Взяв тяжелый подсвечник, он перешел в кабинет хозяина, к письменному столу, которые были теперь его кабинетом и его рабочим столом. Решение было ясно и почти готово, но, страшась его, отодвигая его в сознании, он решил прежде написать письмо жене. Он ей пожаловался на теснения в сердце, о которых она уже знала, описал подробно свои ощущения и попросил, чтоб она осторожно, без огласки, посоветовалась с врачом: И далее, почти без перехода, обрушил на нее жалобы совсем не медицинского свойства, точно бы фрау Маргарита Гудериан, его Гретель, одна во всей Германии, могла ему и в этом помочь. Впрочем, годы спустя, называя три вещи, которые "делают нашу земную жизнь священной", упомянет он - любовь к женщине, и это, несомненно, о ней, Маргарите Герне, с которой встретился двадцати пяти лет от роду, счастливым лейтенантом, командиром егерской роты, и особо оценил ее способность быть верной подругой солдату, - кому же еще и было адресовать горестные признания?

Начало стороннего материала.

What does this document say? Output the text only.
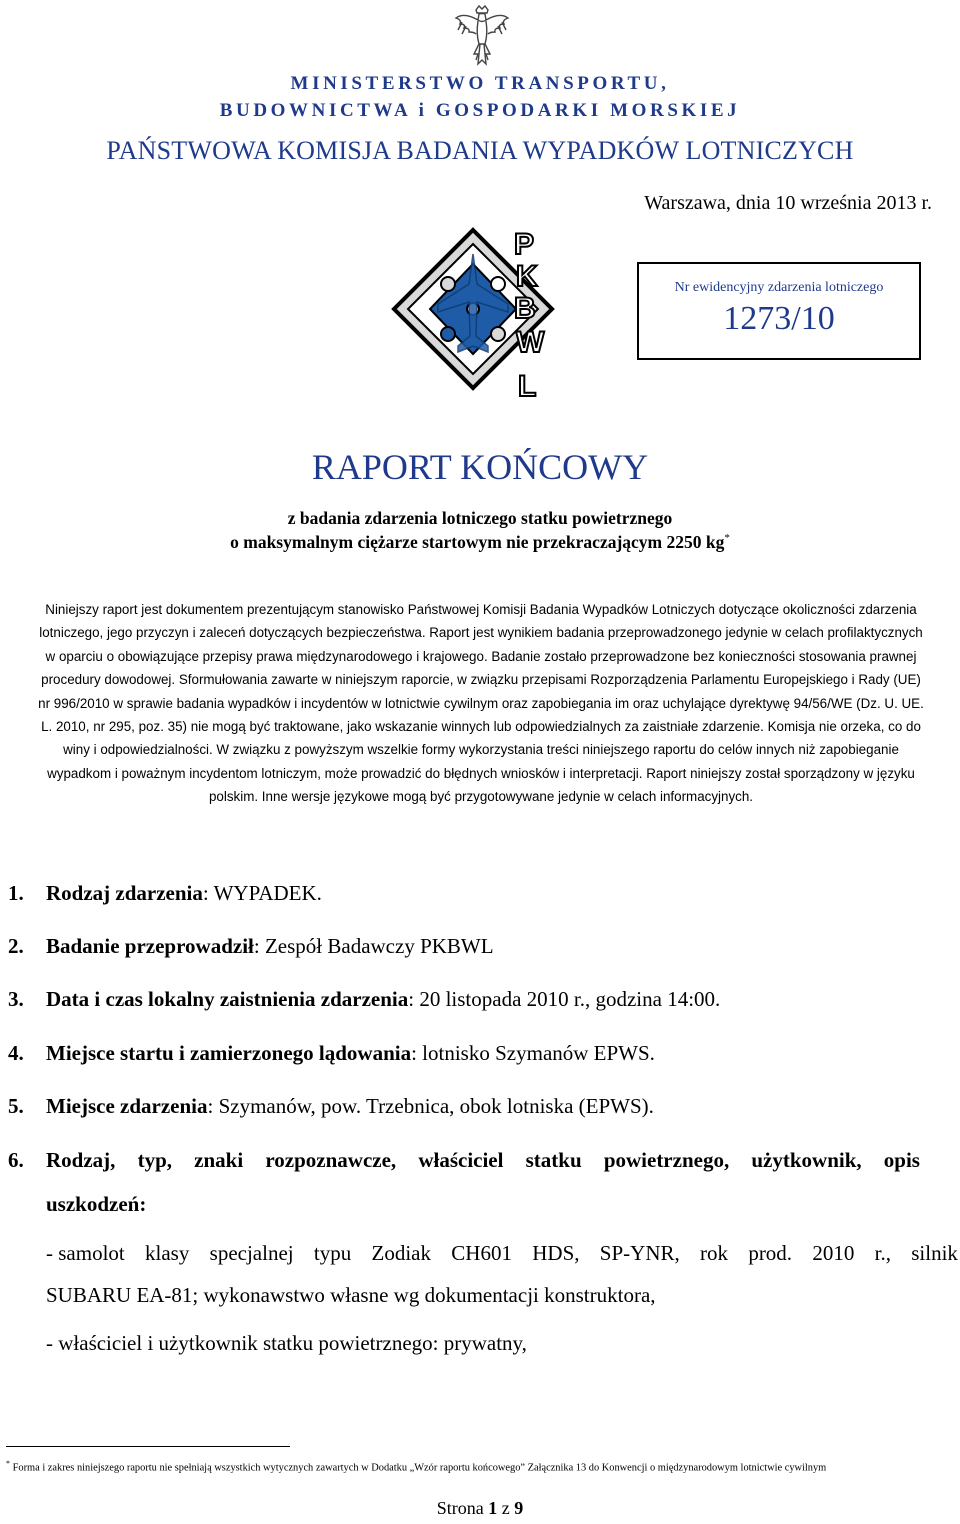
MINISTERSTWO TRANSPORTU,
BUDOWNICTWA i GOSPODARKI MORSKIEJ
PAŃSTWOWA KOMISJA BADANIA WYPADKÓW LOTNICZYCH
Warszawa, dnia 10 września 2013 r.
P
K
B
W
L
Nr ewidencyjny zdarzenia lotniczego
1273/10
RAPORT KOŃCOWY
z badania zdarzenia lotniczego statku powietrznego
o maksymalnym ciężarze startowym nie przekraczającym 2250 kg*
Niniejszy raport jest dokumentem prezentującym stanowisko Państwowej Komisji Badania Wypadków Lotniczych dotyczące okoliczności zdarzenia lotniczego, jego przyczyn i zaleceń dotyczących bezpieczeństwa. Raport jest wynikiem badania przeprowadzonego jedynie w celach profilaktycznych w oparciu o obowiązujące przepisy prawa międzynarodowego i krajowego. Badanie zostało przeprowadzone bez konieczności stosowania prawnej procedury dowodowej. Sformułowania zawarte w niniejszym raporcie, w związku przepisami Rozporządzenia Parlamentu Europejskiego i Rady (UE) nr 996/2010 w sprawie badania wypadków i incydentów w lotnictwie cywilnym oraz zapobiegania im oraz uchylające dyrektywę 94/56/WE (Dz. U. UE. L. 2010, nr 295, poz. 35) nie mogą być traktowane, jako wskazanie winnych lub odpowiedzialnych za zaistniałe zdarzenie. Komisja nie orzeka, co do winy i odpowiedzialności. W związku z powyższym wszelkie formy wykorzystania treści niniejszego raportu do celów innych niż zapobieganie wypadkom i poważnym incydentom lotniczym, może prowadzić do błędnych wniosków i interpretacji. Raport niniejszy został sporządzony w języku polskim. Inne wersje językowe mogą być przygotowywane jedynie w celach informacyjnych.
1. Rodzaj zdarzenia: WYPADEK.
2. Badanie przeprowadził: Zespół Badawczy PKBWL
3. Data i czas lokalny zaistnienia zdarzenia: 20 listopada 2010 r., godzina 14:00.
4. Miejsce startu i zamierzonego lądowania: lotnisko Szymanów EPWS.
5. Miejsce zdarzenia: Szymanów, pow. Trzebnica, obok lotniska (EPWS).
6.	Rodzaj, typ, znaki rozpoznawcze, właściciel statku powietrznego, użytkownik, opis
uszkodzeń:
- samolot klasy specjalnej typu Zodiak CH601 HDS, SP-YNR, rok prod. 2010 r., silnik
SUBARU EA-81; wykonawstwo własne wg dokumentacji konstruktora,
- właściciel i użytkownik statku powietrznego: prywatny,
* Forma i zakres niniejszego raportu nie spełniają wszystkich wytycznych zawartych w Dodatku „Wzór raportu końcowego” Załącznika 13 do Konwencji o międzynarodowym lotnictwie cywilnym
Strona 1 z 9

"Мне самому никак не верится, - выводила его рука, - чтоб за два месяца можно было так ухудшить ситуацию, которая казалась почти блестящей!.." Ей предстояло узнать, что "наше командование слишком натянуло тетиву лука, оно требует от армии выполнения задачи, невыполнимой при теперешнем состоянии дорог, погоды, снабжения частей горючим, техникой, зимним обмундированием..." К ней, наконец, посылался вопль души, говоривший и о том, что ее Гейнц знает цену себе, своему умению, и о том, что резервы его умения исчерпаны: "Не могу же я один опрокинуть весь Восточный фронт!"

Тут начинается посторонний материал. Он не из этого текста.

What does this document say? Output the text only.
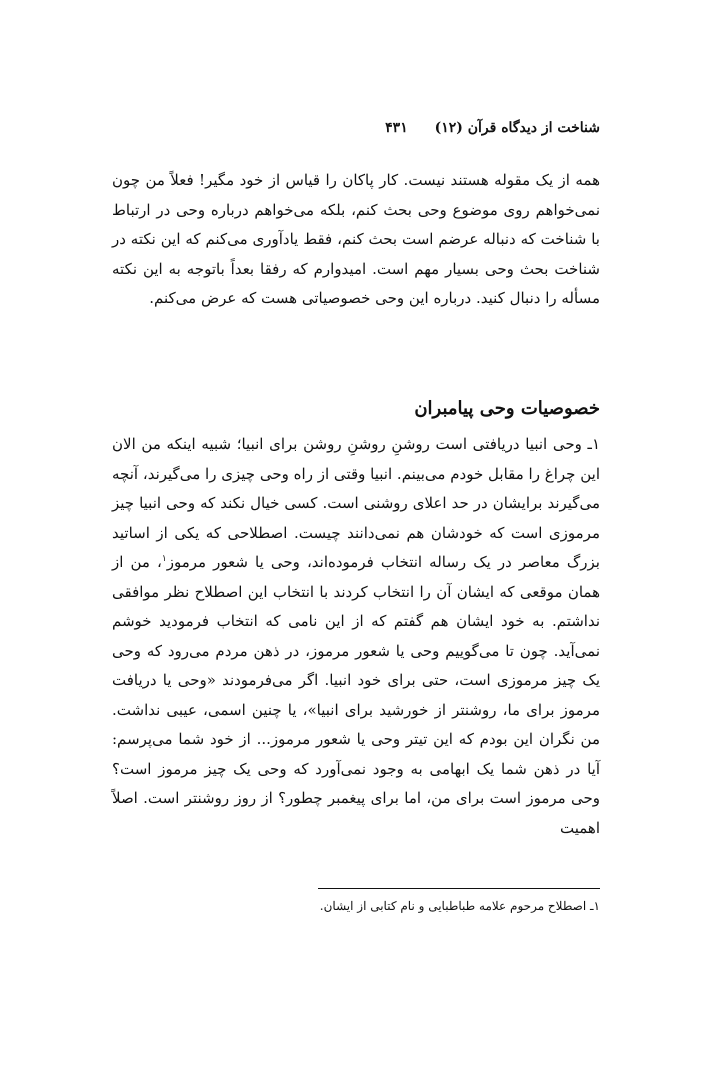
شناخت از دیدگاه قرآن (۱۲) ۴۳۱

همه از یک مقوله هستند نیست. کار پاکان را قیاس از خود مگیر! فعلاً من چون نمی‌خواهم روی موضوع وحی بحث کنم، بلکه می‌خواهم درباره وحی در ارتباط با شناخت که دنباله عرضم است بحث کنم، فقط یادآوری می‌کنم که این نکته در شناخت بحث وحی بسیار مهم است. امیدوارم که رفقا بعداً باتوجه به این نکته مسأله را دنبال کنید. درباره این وحی خصوصیاتی هست که عرض می‌کنم.

خصوصیات وحی پیامبران

۱ـ وحی انبیا دریافتی است روشنِ روشنِ روشن برای انبیا؛ شبیه اینکه من الان این چراغ را مقابل خودم می‌بینم. انبیا وقتی از راه وحی چیزی را می‌گیرند، آنچه می‌گیرند برایشان در حد اعلای روشنی است. کسی خیال نکند که وحی انبیا چیز مرموزی است که خودشان هم نمی‌دانند چیست. اصطلاحی که یکی از اساتید بزرگ معاصر در یک رساله انتخاب فرموده‌اند، وحی یا شعور مرموز$^۱$، من از همان موقعی که ایشان آن را انتخاب کردند با انتخاب این اصطلاح نظر موافقی نداشتم. به خود ایشان هم گفتم که از این نامی که انتخاب فرمودید خوشم نمی‌آید. چون تا می‌گوییم وحی یا شعور مرموز، در ذهن مردم می‌رود که وحی یک چیز مرموزی است، حتی برای خود انبیا. اگر می‌فرمودند «وحی یا دریافت مرموز برای ما، روشنتر از خورشید برای انبیا»، یا چنین اسمی، عیبی نداشت. من نگران این بودم که این تیتر وحی یا شعور مرموز... از خود شما می‌پرسم: آیا در ذهن شما یک ابهامی به وجود نمی‌آورد که وحی یک چیز مرموز است؟ وحی مرموز است برای من، اما برای پیغمبر چطور؟ از روز روشنتر است. اصلاً اهمیت

۱ـ اصطلاح مرحوم علامه طباطبایی و نام کتابی از ایشان.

Но - откуда же взялось малое это словечко "почти", которое сама рука вывела и не решалась зачеркнуть? Не казалась ли ситуация блестящей - без всяких "почти" - в начале вторжения, хоть было известно заранее, и ему больше, чем кому бы то ни было, что русский "танковый аргумент" впятеро превосходит немецкий? "Зато, господа, - так ему передали слова фюрера, - у нас есть Гудериан!" И как кружила голову эта легкомысленная, в сущности, похвала!.. "Мой дорогой генерал-полковник, сколько дней вам понадобится разделаться с Минском?" - "Пять-шесть, мой фюрер." - "Значит, я могу быть уверен, что вы там будете по крайней мере 28-го?" - "Да, мой фюрер." Он ошибся - на один день: его танки и танки группы Гота были в Минске 27-го. Блицкриг с опережением на один день, пусть даже с запозданием на неделю, - разве не блестяще?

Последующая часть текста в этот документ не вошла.